You know when you are in something and you think it will never end. Like when you have a baby and you think they will never sleep, never stop crying, never wean, never toilet train, never sleep….and then you find yourself kissing them goodbye at the school gate and not long afterwards, kissing them as they graduate from primary school, then high school and then watch them leave as they head off into their own lives.

Or when you are in a really awful relationship but you just don’t know how to get out of it, how to end it, how to stop the destruction of two lives, or more….and then you get the strength (or they do) and you find yourself saying goodbye, walking out the door, heading off into your own life.

Or when you are deathly ill and you are shivering all over and can not get warm and your head is in the toilet and the world is spinning and you can not even sit up….and you think you may die here and never see anyone you love ever again. But before you know it you are back on your feet and life is good and the few days you were ill are just a distant memory.

Or when there is something happening in your life that is so painful you can not breathe…you feel like you are the only person this has ever happened to and you can see nothing but darkness. There is no light at the end of the tunnel. Maybe not even a tunnel, just black. You lie there like a rabbit in the headlights unable to move. You think this is the end……..and then something happens, something shifts. Someone or something makes a difference and you start to see there is more to life. You start to see cracks of light in the darkness. Possibilities. And before you know it you are able to let the pain go, even if not totally, enough to move on with your life and experience joy, allow it back into your life.

Or when you are in the middle of a day, a moment, a time where things are just not how you would want them to be. You feel out of sorts. Bored. Irritable. Lackluster. You wonder what it is all about. You lose motivation. Turn to alcohol, or drugs, or food, or shopping, or tv. And then you feel bad. And you start to wonder if you will ever be happy. And before you know it the day, the moment, the time is over. And it is time for sleep. For renewal. For dreams. And you get up to a new day and can see there is more. There is a new direction, a different way to think and feel. You become more mindful and stop thinking about what will make life better and realise you have a life and being happy,being grateful,being alive, is a choice.

Or for those people across our country at the moment who are in the middle of natural disaster and risk losing everything even their own lives…or those across the sea who live in war torn horror,or torture, or in places where clean water and medical care are not easy to come by as they are here….they must also have moments where they see the possible. Where they see there may be a change, a difference, a way out, time passing….this is how human beings survive such horrific events. When you are in such horror it may be impossible to see but history tells us that in fact the opposite can happen and it is times like these that the spirit of humanity comes to the fore. People stop worrying about how they look. What they can buy next. What they said or did in the meeting at work, or at school that was silly or taken the wrong way. What appointments they have next week or how the budget is looking. What colour to paint the bathroom. In these circumstances people see what really matters. People. And loving someone. And being loved. And the simple sameness that being a human being brings to us all. The connections between us and between our earth.

All things do pass. That is the nature of time. Some things do not go away however. Like diabetes, or epilepsy,  or blindness, or cancer, or a lost limb, or dementia, or the pain of losing a loved one, or at least the missing of them and even sadly for some, war, conflict and poverty.
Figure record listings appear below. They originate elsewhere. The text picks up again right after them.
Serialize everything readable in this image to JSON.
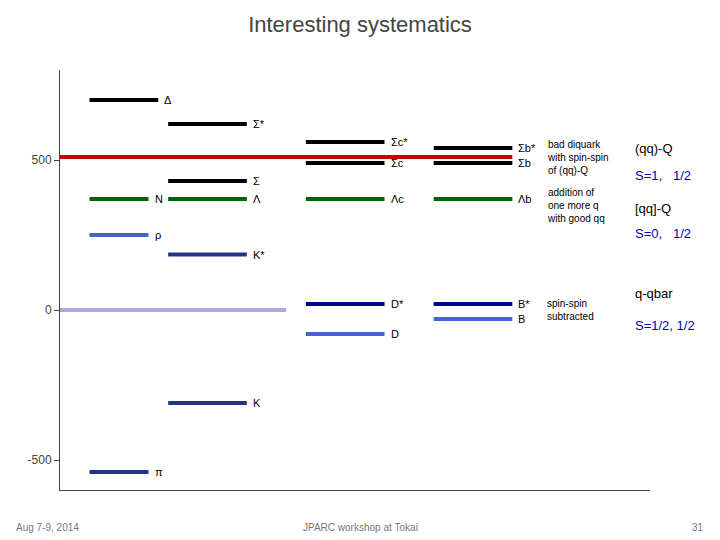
{
  "chart_data": {
    "type": "line",
    "title": "Interesting systematics",
    "xlim": [
      0,
      6
    ],
    "ylim": [
      -600,
      800
    ],
    "yticks": [
      -500,
      0,
      500
    ],
    "grid": false,
    "tick_labels": "y",
    "series": [
      {
        "color": "#cc0000",
        "x": [
          0.0,
          3.3,
          4.6
        ],
        "values": [
          510,
          510,
          510
        ]
      },
      {
        "label": "Δ",
        "color": "#000000",
        "x": [
          0.3,
          1.0
        ],
        "values": [
          700,
          700
        ]
      },
      {
        "label": "Σ*",
        "color": "#000000",
        "x": [
          1.1,
          1.9
        ],
        "values": [
          620,
          620
        ]
      },
      {
        "label": "Σc*",
        "color": "#000000",
        "x": [
          2.5,
          3.3
        ],
        "values": [
          560,
          560
        ]
      },
      {
        "label": "Σb*",
        "color": "#000000",
        "x": [
          3.8,
          4.6
        ],
        "values": [
          540,
          540
        ]
      },
      {
        "label": "Σc",
        "color": "#000000",
        "x": [
          2.5,
          3.3
        ],
        "values": [
          490,
          490
        ]
      },
      {
        "label": "Σb",
        "color": "#000000",
        "x": [
          3.8,
          4.6
        ],
        "values": [
          490,
          490
        ]
      },
      {
        "label": "Σ",
        "color": "#000000",
        "x": [
          1.1,
          1.9
        ],
        "values": [
          430,
          430
        ]
      },
      {
        "label": "N",
        "color": "#006400",
        "x": [
          0.3,
          0.9
        ],
        "values": [
          370,
          370
        ]
      },
      {
        "label": "Λ",
        "color": "#006400",
        "x": [
          1.1,
          1.9
        ],
        "values": [
          370,
          370
        ]
      },
      {
        "label": "Λc",
        "color": "#006400",
        "x": [
          2.5,
          3.3
        ],
        "values": [
          370,
          370
        ]
      },
      {
        "label": "Λb",
        "color": "#006400",
        "x": [
          3.8,
          4.6
        ],
        "values": [
          370,
          370
        ]
      },
      {
        "label": "ρ",
        "color": "#4466cc",
        "x": [
          0.3,
          0.9
        ],
        "values": [
          250,
          250
        ]
      },
      {
        "label": "K*",
        "color": "#223388",
        "x": [
          1.1,
          1.9
        ],
        "values": [
          185,
          185
        ]
      },
      {
        "color": "#aaaadd",
        "x": [
          0.0,
          2.3
        ],
        "values": [
          0,
          0
        ]
      },
      {
        "label": "D*",
        "color": "#000088",
        "x": [
          2.5,
          3.3
        ],
        "values": [
          20,
          20
        ]
      },
      {
        "label": "B*",
        "color": "#000088",
        "x": [
          3.8,
          4.6
        ],
        "values": [
          20,
          20
        ]
      },
      {
        "label": "B",
        "color": "#4466cc",
        "x": [
          3.8,
          4.6
        ],
        "values": [
          -30,
          -30
        ]
      },
      {
        "label": "D",
        "color": "#4466cc",
        "x": [
          2.5,
          3.3
        ],
        "values": [
          -80,
          -80
        ]
      },
      {
        "label": "K",
        "color": "#223388",
        "x": [
          1.1,
          1.9
        ],
        "values": [
          -310,
          -310
        ]
      },
      {
        "label": "π",
        "color": "#223388",
        "x": [
          0.3,
          0.9
        ],
        "values": [
          -540,
          -540
        ]
      }
    ],
    "annotations": [
      {
        "text": "bad diquark\nwith spin-spin\nof (qq)-Q",
        "x": 4.85,
        "y": 510,
        "color": "#000000"
      },
      {
        "text": "addition of\none more q\nwith good qq",
        "x": 4.85,
        "y": 350,
        "color": "#000000"
      },
      {
        "text": "spin-spin\nsubtracted",
        "x": 4.85,
        "y": 0,
        "color": "#000000"
      }
    ],
    "side_notes": [
      {
        "text": "(qq)-Q",
        "x": 5.7,
        "y": 540,
        "color": "#000000"
      },
      {
        "text": "S=1,   1/2",
        "x": 5.7,
        "y": 450,
        "color": "#0000bb"
      },
      {
        "text": "[qq]-Q",
        "x": 5.7,
        "y": 340,
        "color": "#000000"
      },
      {
        "text": "S=0,   1/2",
        "x": 5.7,
        "y": 255,
        "color": "#0000bb"
      },
      {
        "text": "q-qbar",
        "x": 5.7,
        "y": 55,
        "color": "#000000"
      },
      {
        "text": "S=1/2, 1/2",
        "x": 5.7,
        "y": -50,
        "color": "#0000bb"
      }
    ],
    "footer": [
      "Aug 7-9, 2014",
      "JPARC workshop at Tokai",
      "31"
    ]
  }
}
These things will stay with us even though we wish them gone. Yet each day, each hour, each minute, does pass. Things change. Possibilities open up. Choices become available to us, even in the most dire of circumstances. We can carry these things with us, the things we don’t want and still move forwards. And even be happy.

Nelson Mandela, when in the midst of his terribly long and unjust imprisonment was given a choice for freedom – but in exchange for something that he could not give up. In February 1985 President P.W. Botha offered Mandela his freedom on condition that he ‘unconditionally rejected violence as a political weapon’. Coetsee and other ministers had advised Botha against this, saying that Mandela would never commit his organisation to giving up the armed struggle in exchange for personal freedom. Mandela indeed spurned the offer, releasing a statement via his daughter Zindzi saying “What freedom am I being offered while the organisation of the people remains banned? Only free men can negotiate. A prisoner cannot enter into contracts. In these most dire of circumstances he was still able to make a choice and to think not of himself, but of his people.

And that is something that I hope never passes. The humanity of us all.